Clinton signs campaign-disclosure bill

Monday, July 3, 2000






President Clinton signs legislation July 1 nullifying a once-obscure section of the tax code that permitted certain nonprofits to use hidden donors to pay for advertising campaigns.

WASHINGTON — President Clinton signed legislation July 1 nullifying a once-obscure section of the tax code that permitted unlimited secret contributions to groups trying to exert anonymous influence over the nation's political and policy agenda.


The law “will help clean up the system by forcing organizations to come clean about their donors,” the president said.


Speaking on the White House's South Lawn, Clinton welcomed the disclosure law as the first new restriction on political money in 20 years. Congress should move quickly to use it as a building block for comprehensive campaign-finance reform, he said.


Until now, Clinton said, private-interest organizations, such as pharmaceutical companies out to influence the debate over a prescription drug benefit for older Americans, could simply tap a reservoir of anonymous donors to “pour millions of dollars into these efforts while keeping citizens in the dark.”


The law addressed an increasingly popular provision of the tax code known as section 527, which permitted tax-exempt groups to use undisclosed donors to pay for advertising campaigns.


Giving an example, Clinton said an organization called Citizens for Better Medicare had “flooded the airwaves with negative ads” against an administration effort to provide a Medicare prescription benefit.


The group spent tens of millions of dollars in what he called misleading advertising, “all to the benefit of drug companies,” Clinton asserted.


“The American people have no earthly idea who Citizens for Better Medicare is, who is paying for the ads,” he said. “The bill I just signed lifts the curtain. It makes groups like this reveal the sources of all future funding.”


Officers of Citizens for Better Medicare did not immediately return a telephone call to their Washington office. The organization has described itself as “a broad-based, bipartisan group” that represents people and companies “concerned with the health of Americans and our Medicare system.”


The White House said in a separate statement that a representative of the Citizens for Better Medicare had acknowledged that a majority of the organization's funding came from the pharmaceutical industry. The statement cited reports that the group used its section 527 status “to dedicate $65 million for television, radio and newspaper ads designed to lobby Congress and manipulate public opinion.”


Clinton says “the damage may already have been done. … The attack ads are already on the air.”


Invoking what he called the spirit of the new law, he asked Citizens for Better Medicare “to respect the legislation, open their books and disclose the sources of the funds which have paid for these ads.”


Overall, the new law is a step forward, Clinton says.


“Let me say, this is a good day, and this is a good law, and I thank everyone for voting for it,” Clinton said.

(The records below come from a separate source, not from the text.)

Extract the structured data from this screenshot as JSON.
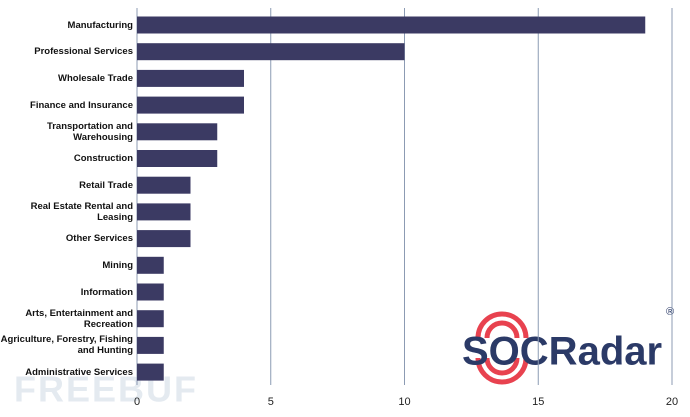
{
  "chart_data": {
    "type": "bar",
    "orientation": "horizontal",
    "categories": [
      "Manufacturing",
      "Professional Services",
      "Wholesale Trade",
      "Finance and Insurance",
      "Transportation and Warehousing",
      "Construction",
      "Retail Trade",
      "Real Estate Rental and Leasing",
      "Other Services",
      "Mining",
      "Information",
      "Arts, Entertainment and Recreation",
      "Agriculture, Forestry, Fishing and Hunting",
      "Administrative Services"
    ],
    "values": [
      19,
      10,
      4,
      4,
      3,
      3,
      2,
      2,
      2,
      1,
      1,
      1,
      1,
      1
    ],
    "color": "#3b3a63",
    "xlim": [
      0,
      20
    ],
    "xticks": [
      0,
      5,
      10,
      15,
      20
    ],
    "grid": true,
    "logo": "SOCRadar",
    "logo_mark": "®",
    "watermark": "FREEBUF"
  }
}
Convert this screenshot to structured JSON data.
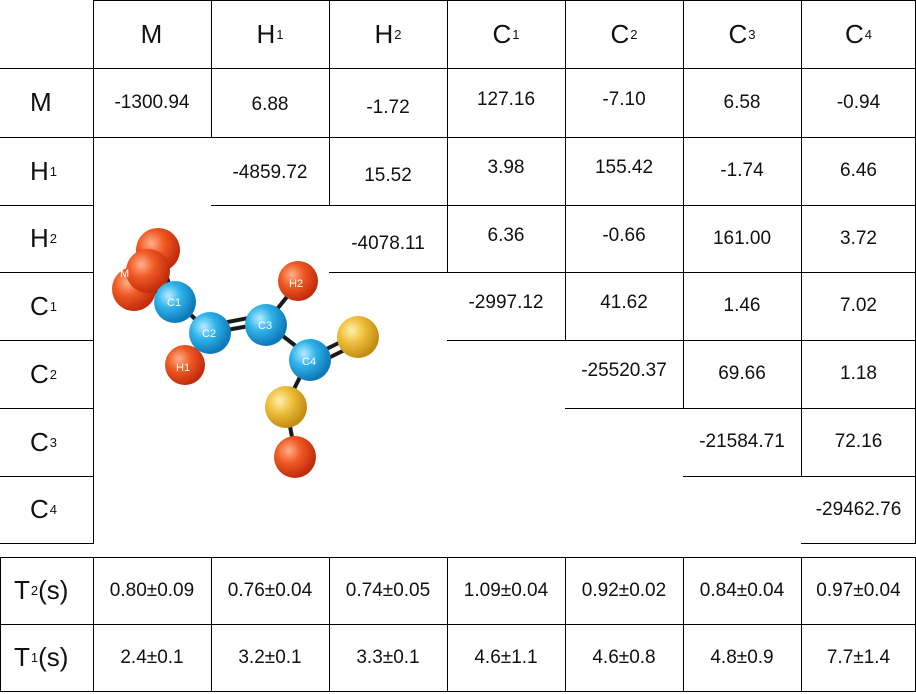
{
  "column_headers": [
    {
      "base": "M",
      "sub": ""
    },
    {
      "base": "H",
      "sub": "1"
    },
    {
      "base": "H",
      "sub": "2"
    },
    {
      "base": "C",
      "sub": "1"
    },
    {
      "base": "C",
      "sub": "2"
    },
    {
      "base": "C",
      "sub": "3"
    },
    {
      "base": "C",
      "sub": "4"
    }
  ],
  "row_headers": [
    {
      "base": "M",
      "sub": ""
    },
    {
      "base": "H",
      "sub": "1"
    },
    {
      "base": "H",
      "sub": "2"
    },
    {
      "base": "C",
      "sub": "1"
    },
    {
      "base": "C",
      "sub": "2"
    },
    {
      "base": "C",
      "sub": "3"
    },
    {
      "base": "C",
      "sub": "4"
    }
  ],
  "matrix": [
    [
      "-1300.94",
      "6.88",
      "-1.72",
      "127.16",
      "-7.10",
      "6.58",
      "-0.94"
    ],
    [
      "",
      "-4859.72",
      "15.52",
      "3.98",
      "155.42",
      "-1.74",
      "6.46"
    ],
    [
      "",
      "",
      "-4078.11",
      "6.36",
      "-0.66",
      "161.00",
      "3.72"
    ],
    [
      "",
      "",
      "",
      "-2997.12",
      "41.62",
      "1.46",
      "7.02"
    ],
    [
      "",
      "",
      "",
      "",
      "-25520.37",
      "69.66",
      "1.18"
    ],
    [
      "",
      "",
      "",
      "",
      "",
      "-21584.71",
      "72.16"
    ],
    [
      "",
      "",
      "",
      "",
      "",
      "",
      "-29462.76"
    ]
  ],
  "relaxation": [
    {
      "label_base": "T",
      "label_sub": "2",
      "label_suffix": "(s)",
      "values": [
        "0.80±0.09",
        "0.76±0.04",
        "0.74±0.05",
        "1.09±0.04",
        "0.92±0.02",
        "0.84±0.04",
        "0.97±0.04"
      ]
    },
    {
      "label_base": "T",
      "label_sub": "1",
      "label_suffix": "(s)",
      "values": [
        "2.4±0.1",
        "3.2±0.1",
        "3.3±0.1",
        "4.6±1.1",
        "4.6±0.8",
        "4.8±0.9",
        "7.7±1.4"
      ]
    }
  ],
  "molecule": {
    "atom_labels": [
      "M",
      "C1",
      "C2",
      "C3",
      "C4",
      "H1",
      "H2"
    ],
    "colors": {
      "carbon": "#29a8e0",
      "hydrogen": "#e84a1c",
      "oxygen": "#e8b832"
    }
  }
}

The White House contends that some political action committees, or PACs, whose money normally is regulated, have claimed immunity from disclosure under section 527.


The new legislation requires section 527 groups to notify the Internal Revenue Service of their existence within 24 hours of their formation. Groups raising at least $25,000 a year would report contributions of $200 or more and spending of $500 or more. Reports would be due four times a year, plus immediately before an election. They should be available before voting this November.


Despite initial opposition from Republican leaders, the legislation was approved by huge majorities in each chamber of Congress. It passed the Senate on June 29 by a vote of 92-6, following passage two days earlier in the House by a vote of 385-39.


Campaign-reform advocates, however, say there are still ways to avoid disclosure. For example, groups affected by the law may reorganize themselves under the tax code.